I have absolutely terrible flexibility in my hips and hamstrings. I know essentially all martial arts will increase mobility if you stick with them because of the requirements to properly perform movements. However, there were times when I couldn’t even do certain drills because my mobility was so poor. This was not only discouraging, but also led to me not being able to even practice correct form, so I was better off just increasing mobility through more direct means until I could have the capacity to perform the proper motor patterns. This makes me think that grappling, instead of striking, would a better investment of my time as mobility continues to improve.

Where I live now, the most readily available schools teach muay thai or BJJ, both of which have always been of high interest to me. I would like to commit to one and prove that I can stick with it for longer than the lame short stints I have done previously. I am leaning towards BJJ for the reason I stated above (grappling vs striking motor patterns).

Long story short, is BJJ an art that you feel someone can still effectively practice and progress with good technique even with poor mobility? Obviously the mobility will improve with time no matter what I do as long as I stick with it, but practicing strikes that don’t even resemble proper form, all just to eventually increase mobility and then finally be able learn the correct motor patter seems like a poor choice. Do you guys agree? Should I try out BJJ? Am I being a complete puss?


#2

Hey mate,
I am a purple belt in bjj and don’t necessarily have great mobility. I also do a lot of mma, boxing and kickboxing. I dont know exaclty your limitations but my Shoulders have a fairly small range of motion. My legs aren’t very long. I have a hip that clicks and gets stuck. Terrible knees. But I have been aware of these things while training and been able to work with them and around them to develop my skills.
It can come down to your instructor, luckily mine is of fairly similar body type to me. But for example, if you were to go to a club with a long and lanky instructor whose game was all about those traits then you may get disheartened.
Its gonna be hard. The easiest thing about bjj is turning up on your first day. It gets harder and harder. But its fucking worth it.
So stick to it and apply yourself. Train intelligently for your body and enjoy.


#3

Thanks for the thorough and thoughtful response!
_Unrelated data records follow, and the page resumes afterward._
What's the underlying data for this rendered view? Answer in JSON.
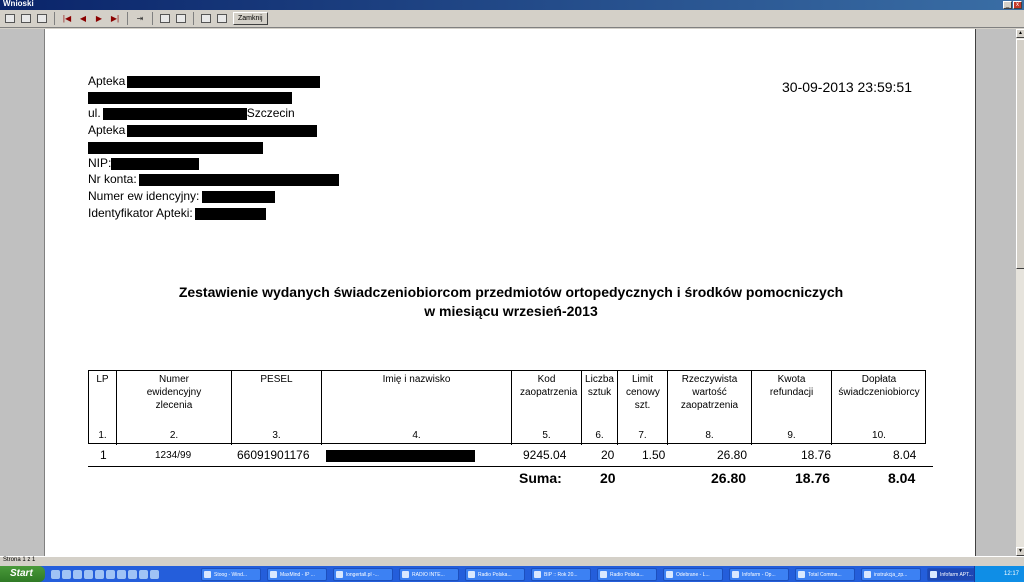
{
  "window": {
    "title": "Wnioski"
  },
  "toolbar": {
    "close_label": "Zamknij"
  },
  "header": {
    "lines": [
      {
        "prefix": "Apteka",
        "suffix": ""
      },
      {
        "prefix": "",
        "suffix": ""
      },
      {
        "prefix": "ul.",
        "suffix": "Szczecin"
      },
      {
        "prefix": "Apteka",
        "suffix": ""
      },
      {
        "prefix": "",
        "suffix": ""
      },
      {
        "prefix": "NIP:",
        "suffix": ""
      },
      {
        "prefix": "Nr konta:",
        "suffix": ""
      },
      {
        "prefix": "Numer ew idencyjny:",
        "suffix": ""
      },
      {
        "prefix": "Identyfikator Apteki:",
        "suffix": ""
      }
    ],
    "timestamp": "30-09-2013 23:59:51"
  },
  "report": {
    "title_line1": "Zestawienie wydanych świadczeniobiorcom przedmiotów ortopedycznych i środków pomocniczych",
    "title_line2": "w miesiącu wrzesień-2013"
  },
  "table": {
    "columns": [
      {
        "label": "LP",
        "num": "1."
      },
      {
        "label": "Numer ewidencyjny zlecenia",
        "num": "2."
      },
      {
        "label": "PESEL",
        "num": "3."
      },
      {
        "label": "Imię i nazwisko",
        "num": "4."
      },
      {
        "label": "Kod zaopatrzenia",
        "num": "5."
      },
      {
        "label": "Liczba sztuk",
        "num": "6."
      },
      {
        "label": "Limit cenowy szt.",
        "num": "7."
      },
      {
        "label": "Rzeczywista wartość zaopatrzenia",
        "num": "8."
      },
      {
        "label": "Kwota refundacji",
        "num": "9."
      },
      {
        "label": "Dopłata świadczeniobiorcy",
        "num": "10."
      }
    ],
    "row": {
      "lp": "1",
      "numer": "1234/99",
      "pesel": "66091901176",
      "kod": "9245.04",
      "liczba": "20",
      "limit": "1.50",
      "wartosc": "26.80",
      "refundacja": "18.76",
      "doplata": "8.04"
    },
    "sum": {
      "label": "Suma:",
      "liczba": "20",
      "wartosc": "26.80",
      "refundacja": "18.76",
      "doplata": "8.04"
    }
  },
  "statusbar": {
    "text": "Strona 1 z 1"
  },
  "taskbar": {
    "start_label": "Start",
    "tasks": [
      "Stoog - Wind...",
      "MaxMind - IP ...",
      "longertall.pl -...",
      "RADIO INTE...",
      "Radio Polska...",
      "BIP :: Rok 20...",
      "Radio Polska...",
      "Odebrane - L...",
      "Infofarm - Op...",
      "Total Comma...",
      "instrukcja_zp...",
      "Infofarm APT..."
    ],
    "clock": "12:17"
  }
}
I think once I start my new job and get settled into a routine I’ll step into a school and see how it goes. Hopefully by then my hips are a bit looser. Do you think going only twice a week is okay? That’s all my schedule would allow at this point if I want to continue lifting as well.


#4

Yea for sure. Two per week is good in the way that your more likely to digest the information taught to you.


#5

Stretch daily. Train as much as possible.
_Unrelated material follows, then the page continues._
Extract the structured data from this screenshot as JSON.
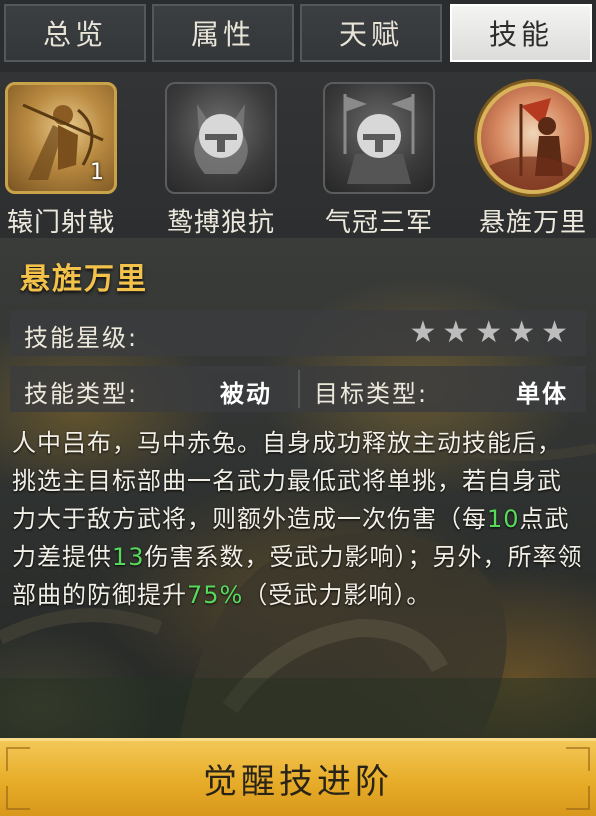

It took 2 years of muy Thai before I could throw a head kick on adults that didn’t suck dick. You don’t need that much mobility for kickboxing, you need that much mobility to do it well. As a beginner, you can’t do the stuff u CAN do well. Don’t worry about what you can’t do. Take measures to fix it, and improve what you can.
Depending on the school, jiu jitsu may be even harder with bad mobility. Example: a lot of big people in a 10th planet gym


#6

I’m only like 10 weeks into BJJ, but I don’t see why any normal, healthy adult couldn’t do it. I couldn’t even do some of the warm-ups when I began, but that problem cured itself in short order. You also don’t need a ton of mobility to work on a lot of the basics.


#7

If my answer seems worded otherwise, to clarify, you can pursue any of the martial arts with even sub par mobility. As a noob, you will suck no matter what. Put the time in, mobility will come.
But don’t be afraid of kickboxing. And if those 10th planet ppl tell you rubber guard is just angles, their half lying.


#8

I appreciate the encouragement and insight from you both! @coplan @twojarslave

Not 100% decided yet. It may come down to which school is most appealing (instructor, students, schedule, etc).


#9

In my few months of BJJ, I’ve learned that people depending on their physical strengths and weaknesses and personality seem to be able to adapt it to the way they’re made.
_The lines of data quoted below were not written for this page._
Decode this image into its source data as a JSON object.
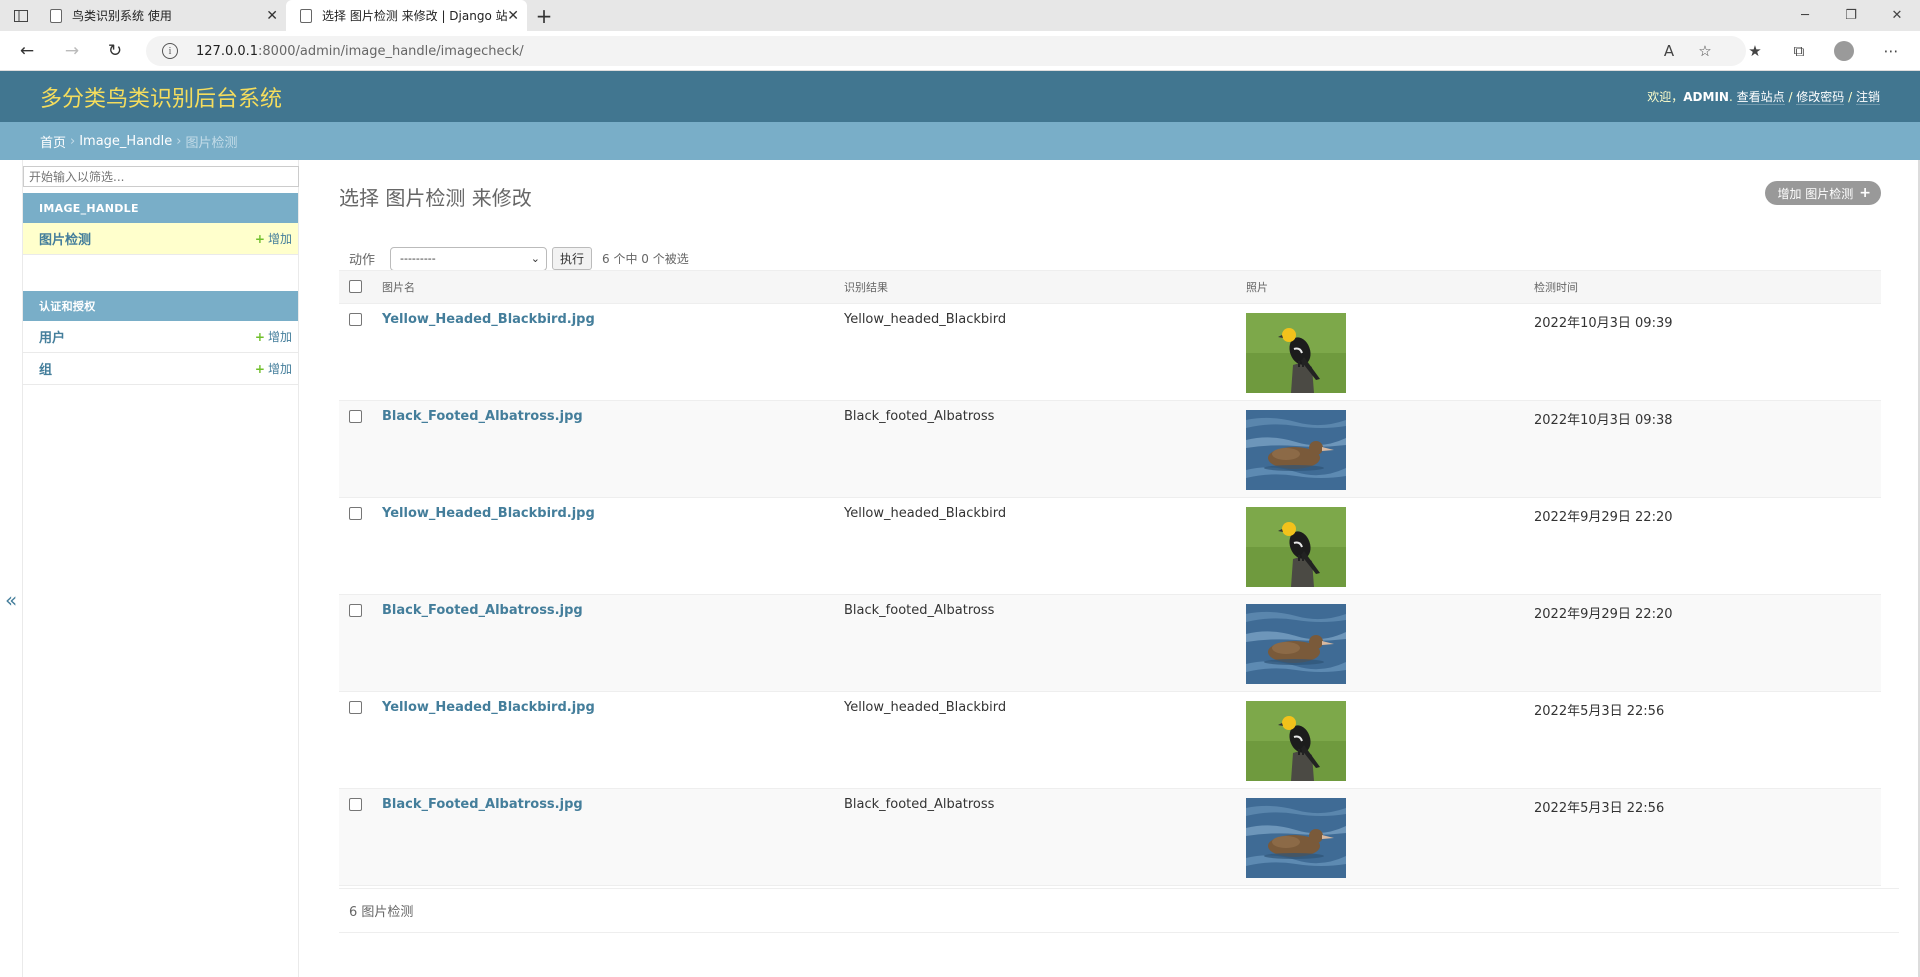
{
  "browser": {
    "tabs": [
      {
        "title": "鸟类识别系统 使用",
        "active": false
      },
      {
        "title": "选择 图片检测 来修改 | Django 站",
        "active": true
      }
    ],
    "url_host": "127.0.0.1",
    "url_rest": ":8000/admin/image_handle/imagecheck/"
  },
  "header": {
    "branding": "多分类鸟类识别后台系统",
    "welcome": "欢迎，",
    "username": "ADMIN",
    "view_site": "查看站点",
    "change_password": "修改密码",
    "logout": "注销",
    "slash": " / "
  },
  "breadcrumbs": {
    "home": "首页",
    "app": "Image_Handle",
    "current": "图片检测",
    "sep": "›"
  },
  "sidebar": {
    "filter_placeholder": "开始输入以筛选...",
    "apps": [
      {
        "caption": "IMAGE_HANDLE",
        "models": [
          {
            "name": "图片检测",
            "add": "增加",
            "current": true
          }
        ]
      },
      {
        "caption": "认证和授权",
        "models": [
          {
            "name": "用户",
            "add": "增加"
          },
          {
            "name": "组",
            "add": "增加"
          }
        ]
      }
    ],
    "collapse": "«"
  },
  "content": {
    "title": "选择 图片检测 来修改",
    "add_button": "增加 图片检测",
    "actions_label": "动作",
    "action_select": "---------",
    "go_button": "执行",
    "selection_counter": "6 个中 0 个被选",
    "columns": [
      "图片名",
      "识别结果",
      "照片",
      "检测时间"
    ],
    "rows": [
      {
        "name": "Yellow_Headed_Blackbird.jpg",
        "result": "Yellow_headed_Blackbird",
        "photo": "blackbird-photo",
        "time": "2022年10月3日 09:39"
      },
      {
        "name": "Black_Footed_Albatross.jpg",
        "result": "Black_footed_Albatross",
        "photo": "albatross-photo",
        "time": "2022年10月3日 09:38"
      },
      {
        "name": "Yellow_Headed_Blackbird.jpg",
        "result": "Yellow_headed_Blackbird",
        "photo": "blackbird-photo",
        "time": "2022年9月29日 22:20"
      },
      {
        "name": "Black_Footed_Albatross.jpg",
        "result": "Black_footed_Albatross",
        "photo": "albatross-photo",
        "time": "2022年9月29日 22:20"
      },
      {
        "name": "Yellow_Headed_Blackbird.jpg",
        "result": "Yellow_headed_Blackbird",
        "photo": "blackbird-photo",
        "time": "2022年5月3日 22:56"
      },
      {
        "name": "Black_Footed_Albatross.jpg",
        "result": "Black_footed_Albatross",
        "photo": "albatross-photo",
        "time": "2022年5月3日 22:56"
      }
    ],
    "paginator": "6 图片检测"
  },
  "colors": {
    "header_bg": "#417690",
    "branding": "#f5dd5d",
    "breadcrumbs_bg": "#79aec8",
    "link": "#447e9b",
    "add_plus": "#70bf2b"
  }
}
Some are very much about finesse and flexibility while others have a much harder style of grappling. Some will directly use their legs a lot for defense and/or offense while others don’t. Some wait in a very stable position and wait for the opponent whereas others choose to be very mobile. Some stay on the ground more and others stand up more. There’s so many options and minor tweaks to that can be made to the movements.

I tend to be stronger, more explosive, and more flexible than most so I’m still trying to figure out what to do with that. My point being, I know diddly squat, but this is what I’ve seen so far.


#10

:joy::joy: well I definitely appreciate you adding your experience to the discussion.


#11

Not enough info to give a good answer to.

It’ll really depend on the kind of place the BJJ school is, really.

To answer your direct question though- No, I don’t think BJJ is a combat sport you can do with poor mobility. The idea is that your mobility will increase as you do it though. Certainly happened for me with movements that I did frequently during newaza (judo ground game, the same as BJJ in function), but only if I did it frequently.